The Heart of Stone

By Kathy Pollard

I know what a stony heart feels like, don’t you?

  • It’s when I am indifferent to the needs of others.
  • It’s when I am disengaged in worship week after week.
  • It’s when I’ve been involved in sin and my conscience is no longer pricked.
  • It’s when I withhold forgiveness.
  • It’s when I no longer hunger for the Word.
  • It’s when I stop thinking souls.
  • It’s when Calvary doesn’t move me.
  • It’s when my heart has become divided instead of devoted.

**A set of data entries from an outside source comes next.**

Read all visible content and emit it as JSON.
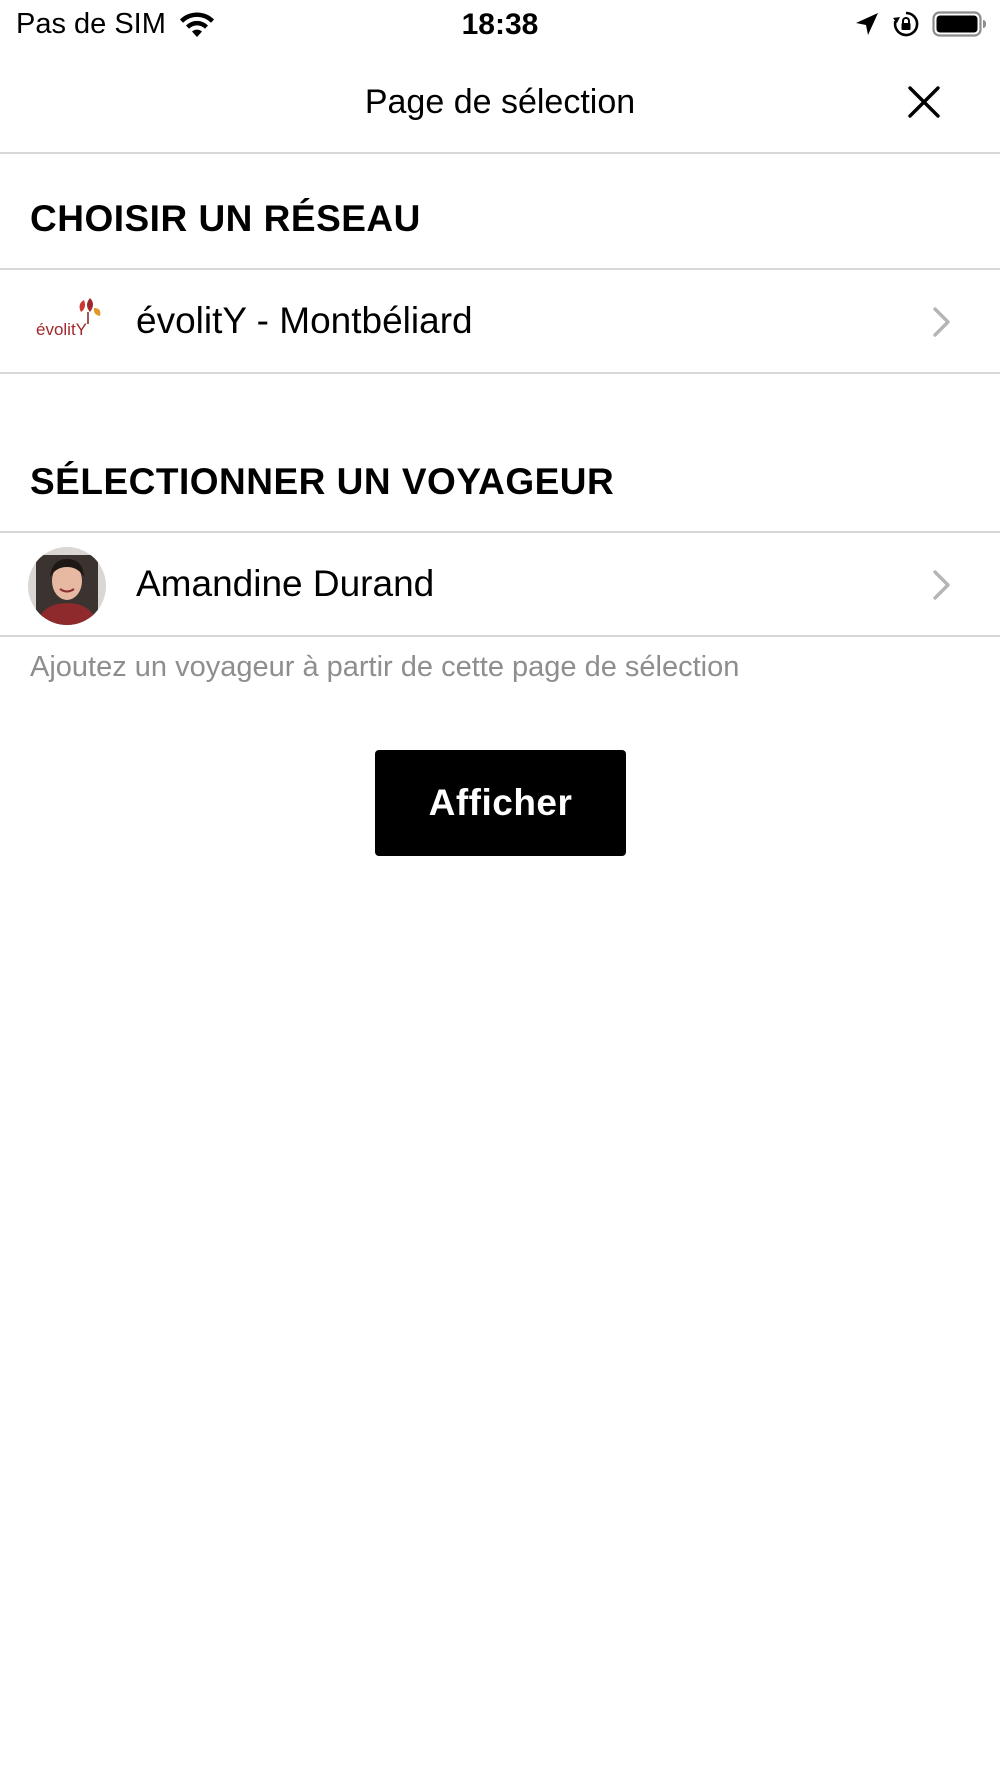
{
  "status_bar": {
    "carrier": "Pas de SIM",
    "time": "18:38"
  },
  "nav": {
    "title": "Page de sélection",
    "close_icon": "close-icon"
  },
  "network_section": {
    "header": "CHOISIR UN RÉSEAU",
    "selected_network": {
      "logo_text": "évolitY",
      "label": "évolitY - Montbéliard"
    }
  },
  "traveler_section": {
    "header": "SÉLECTIONNER UN VOYAGEUR",
    "selected_traveler": {
      "name": "Amandine Durand"
    },
    "hint": "Ajoutez un voyageur à partir de cette page de sélection"
  },
  "actions": {
    "show_label": "Afficher"
  },
  "colors": {
    "background": "#ffffff",
    "divider": "#d8d8d8",
    "hint_text": "#8e8e8e",
    "button_bg": "#000000",
    "button_text": "#ffffff",
    "logo_red": "#a0282c"
  }
}
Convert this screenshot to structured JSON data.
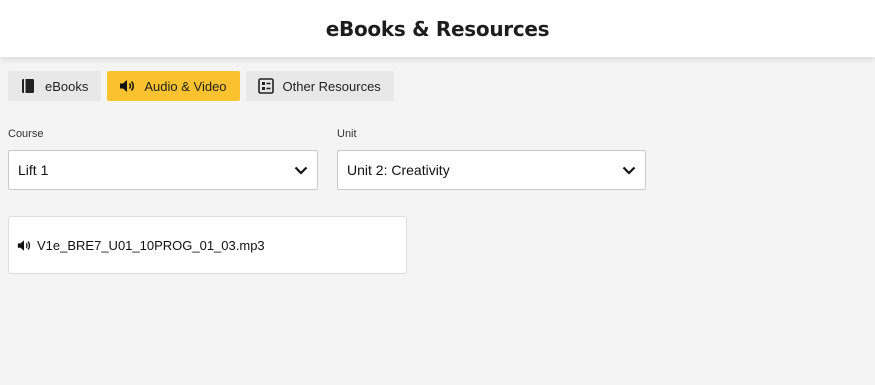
{
  "header": {
    "title": "eBooks & Resources"
  },
  "tabs": [
    {
      "label": "eBooks",
      "icon": "book-icon",
      "active": false
    },
    {
      "label": "Audio & Video",
      "icon": "speaker-icon",
      "active": true
    },
    {
      "label": "Other Resources",
      "icon": "document-list-icon",
      "active": false
    }
  ],
  "filters": {
    "course": {
      "label": "Course",
      "value": "Lift 1"
    },
    "unit": {
      "label": "Unit",
      "value": "Unit 2: Creativity"
    }
  },
  "resources": [
    {
      "icon": "speaker-icon",
      "filename": "V1e_BRE7_U01_10PROG_01_03.mp3"
    }
  ],
  "colors": {
    "accent": "#f9c22e",
    "tab_inactive": "#e8e8e8",
    "background": "#f4f4f4"
  }
}
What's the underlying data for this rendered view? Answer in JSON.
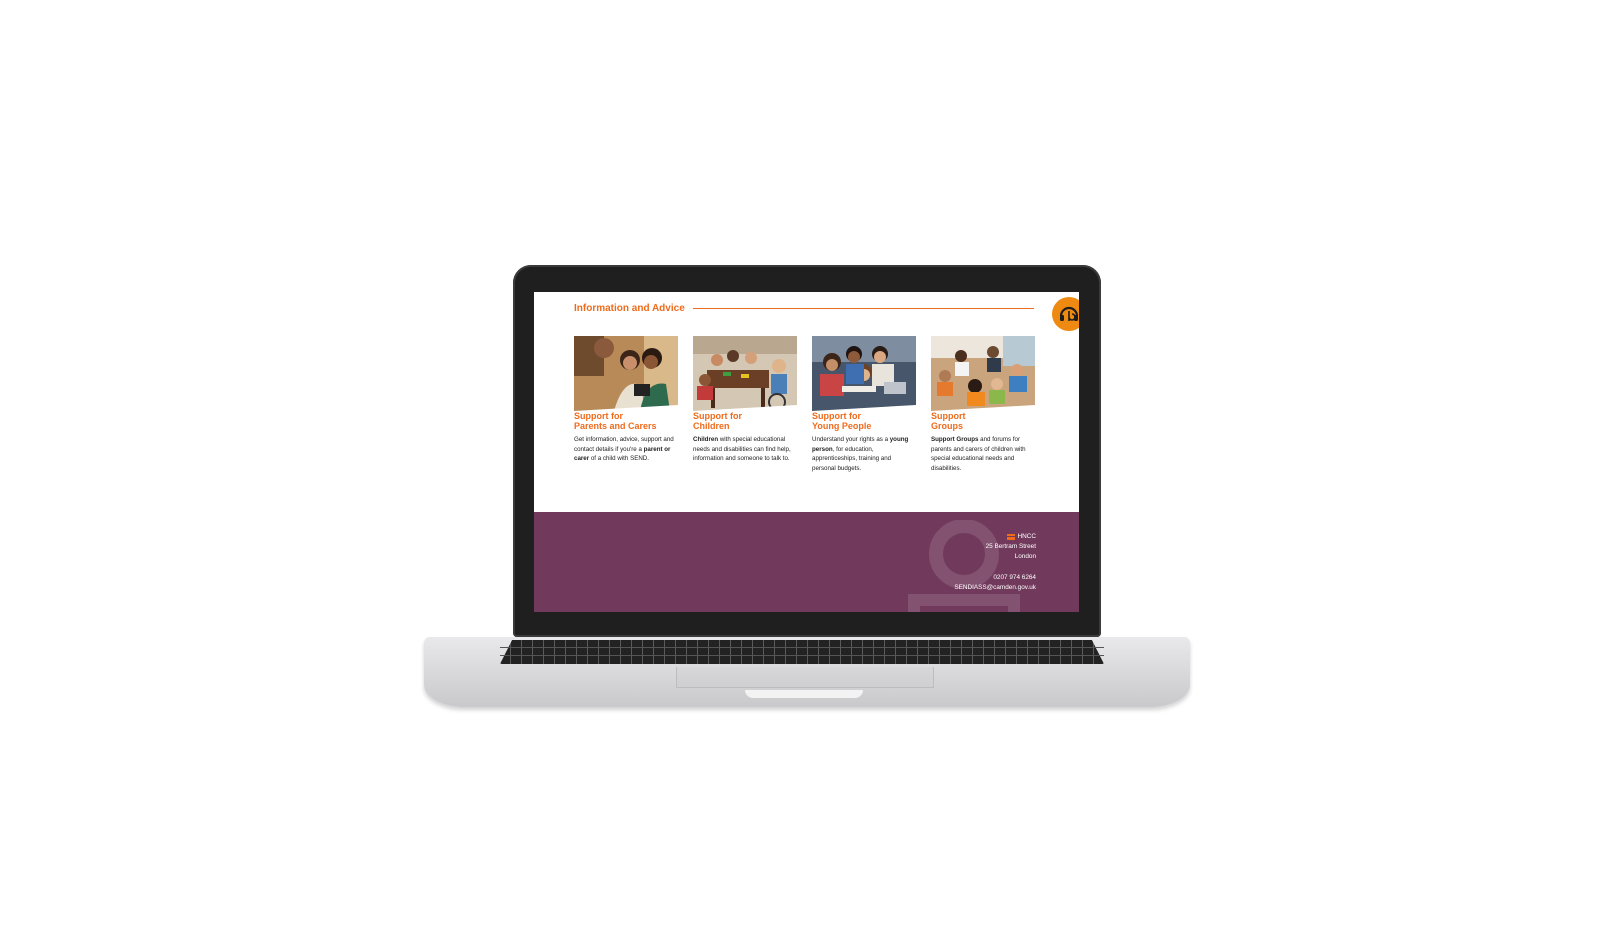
{
  "section": {
    "title": "Information and Advice"
  },
  "cards": [
    {
      "title_line1": "Support for",
      "title_line2": "Parents and Carers",
      "desc_pre": "Get information, advice, support and contact details if you're a ",
      "desc_bold": "parent or carer",
      "desc_post": " of a child with SEND.",
      "image": "parent-and-child-photo"
    },
    {
      "title_line1": "Support for",
      "title_line2": "Children",
      "desc_pre": "",
      "desc_bold": "Children",
      "desc_post": " with special educational needs and disabilities can find help, information and someone to talk to.",
      "image": "children-at-table-photo"
    },
    {
      "title_line1": "Support for",
      "title_line2": "Young People",
      "desc_pre": "Understand your rights as a ",
      "desc_bold": "young person",
      "desc_post": ", for education, apprenticeships, training and personal budgets.",
      "image": "young-people-laptop-photo"
    },
    {
      "title_line1": "Support",
      "title_line2": "Groups",
      "desc_pre": "",
      "desc_bold": "Support Groups",
      "desc_post": " and forums for parents and carers of children with special educational needs and disabilities.",
      "image": "support-group-photo"
    }
  ],
  "footer": {
    "org": "HNCC",
    "address_line1": "25 Bertram Street",
    "address_line2": "London",
    "phone": "0207 974 6264",
    "email": "SENDIASS@camden.gov.uk"
  },
  "colors": {
    "accent": "#ee6b1c",
    "badge": "#ee8a12",
    "footer_bg": "#713a5c"
  },
  "icons": {
    "badge": "headphones-accessibility-icon",
    "org": "hncc-logo-icon"
  }
}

It is an unhappy thing when you know your heart has hardened in any of these areas but you lack the desire or discipline to do anything about it.  Perhaps the choices you made over the past year were hard on your heart.  Perhaps you can tell you’ve drifted away from God, or you’ve allowed your connection to your church family to grow cold.  When that happens, it’s easy to become disheartened, discouraged with yourself, or indifferent in your spiritual walk.  Have you ever looked in the mirror and asked, “What’s the matter with me?  How did I get here?”

Listen to what God said to His people.

“I will give you a new heart and put a new spirit within you; and I will remove the heart of stone from your flesh and give you a heart of flesh” (Ezekiel 36:26).

God gave this beautiful promise to people who had misrepresented His holy name.  They weren’t acting like people who belonged to Him.  Those who saw them acknowledged their hypocrisy.  In modern terms they said, “They call themselves ‘Christians’ but they don’t act like it” (v. 20).  Yet God still wanted their heart.  He wanted to redeem them and give them His Spirit (v. 27).

This encourages me.  There are times when my heart problem is obvious to others.  But there are times when only I am aware of the hardening while I continue to go through the motions.  Either way, I can know that God still desires to cleanse me and save me (v. 29, 33).  God is willing to act on my behalf for my good (notice all the “I will” statements He makes in v. 23-38).  This may not be pleasant at first.  It may be in the form of exposed sin or an unhappy trial.  But I can see how necessary it is to shake me out of my complacency.  It reminds me of the song, “Break my heart, dear Lord.”  I am thankful for the opportunities God gives me to soften my heart again.